It is doubtful whether we will be ready for the draft on the 5th of september, and in my opinion it cannot be enforced unless there is military force to protect officers in delivering notices to men drafted. Headquarters will require at least one company for its protection, and as the district is large, embracing eight or ten counties to be drafted, more companies than one will be necessary. In the absence of a sufficient force to secure success, I would suggest that the draft be suspended in the district until this can be accomplished. There are in eight or ten of the most important counties of the district small squads of guerrillas, around whom all drafted men whose sympathies and prejudices are with the rebellion will cluster rather than violate their feelings, if drafted and a substitute cannot conveniently be obtained.
These bands are conscious of the state of affairs, and will realize a decided advantage from it.
I would suggest, further, that if the force sent is not sufficient to secure the desired end, it be used for the protection of recruiting officers and of recruits, which protection is only necessary obtain them (recruits).
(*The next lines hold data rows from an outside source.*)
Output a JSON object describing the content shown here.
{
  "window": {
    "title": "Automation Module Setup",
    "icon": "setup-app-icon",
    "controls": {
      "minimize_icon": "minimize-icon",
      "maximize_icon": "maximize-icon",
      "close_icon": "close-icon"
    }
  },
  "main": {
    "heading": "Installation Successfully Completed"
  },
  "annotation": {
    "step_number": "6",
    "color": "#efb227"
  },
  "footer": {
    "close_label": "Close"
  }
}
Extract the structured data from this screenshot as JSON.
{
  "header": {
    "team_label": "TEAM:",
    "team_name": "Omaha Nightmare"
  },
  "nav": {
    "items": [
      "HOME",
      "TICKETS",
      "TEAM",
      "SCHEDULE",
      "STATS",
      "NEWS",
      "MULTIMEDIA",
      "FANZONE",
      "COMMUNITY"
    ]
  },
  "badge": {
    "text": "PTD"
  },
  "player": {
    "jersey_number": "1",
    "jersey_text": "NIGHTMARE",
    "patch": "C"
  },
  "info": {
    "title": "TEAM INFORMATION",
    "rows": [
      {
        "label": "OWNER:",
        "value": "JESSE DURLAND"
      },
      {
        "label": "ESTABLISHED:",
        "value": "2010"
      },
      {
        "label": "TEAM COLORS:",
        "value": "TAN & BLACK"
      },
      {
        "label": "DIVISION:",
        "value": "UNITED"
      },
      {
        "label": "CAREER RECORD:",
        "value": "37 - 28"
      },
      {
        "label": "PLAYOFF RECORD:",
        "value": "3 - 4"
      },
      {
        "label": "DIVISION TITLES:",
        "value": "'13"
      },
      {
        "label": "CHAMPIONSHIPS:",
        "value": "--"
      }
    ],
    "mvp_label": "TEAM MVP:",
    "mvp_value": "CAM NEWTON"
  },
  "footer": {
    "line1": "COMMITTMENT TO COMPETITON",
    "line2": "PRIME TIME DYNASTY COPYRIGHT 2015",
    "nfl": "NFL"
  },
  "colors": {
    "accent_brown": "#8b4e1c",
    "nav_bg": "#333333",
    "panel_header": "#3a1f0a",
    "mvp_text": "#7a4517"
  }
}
In view of the draft and the insecurity of negro property, people are becoming changed in their opinions and expressions about negro enlistments, and manifest a desire to give up their slaves to release their counties from the draft.
I have been entreated to send a force to several counties to recruit for this purpose, as it can be done only be protecting the officers engaged in recruiting.
I am, major, very respectfully, your obedient ser and Provost-Marshal, Second District of Kentucky.
HDQRS. ACTG. ASST. PROV. March General FOR KENTUCKY,
Louisville, September 3, 1864.
Respectfully forwarded to the Provost-Marshal-General for his information, stating in addition that other districts of the State are essentially in similar condition, and that Captain Grissom's remarks may be applied also to them.
The commanding general of the District of Kentucky is compelled to make his military operations general, and is seeking to conquer resistance and restore order in the whole State, so that, though every application for protective force is referred to him, he cannot always furnish it for specified points and awaits a general tranquilization for the safety of these points.
W. H. SIDELL,
Major Fifteenth U. S. Infty. and Actg. Asst. Prov. March General
COLUMBUS, August 31, 1864.
Honorable E. M. STANTON:
Can I organize one of our new regiments of one-year's men at Gallipolis? It is nearly full and ready to go into camp. When organized I suppose you will want it sent into the Kanawha Valley, and if so, a large amount of transportation will be saved.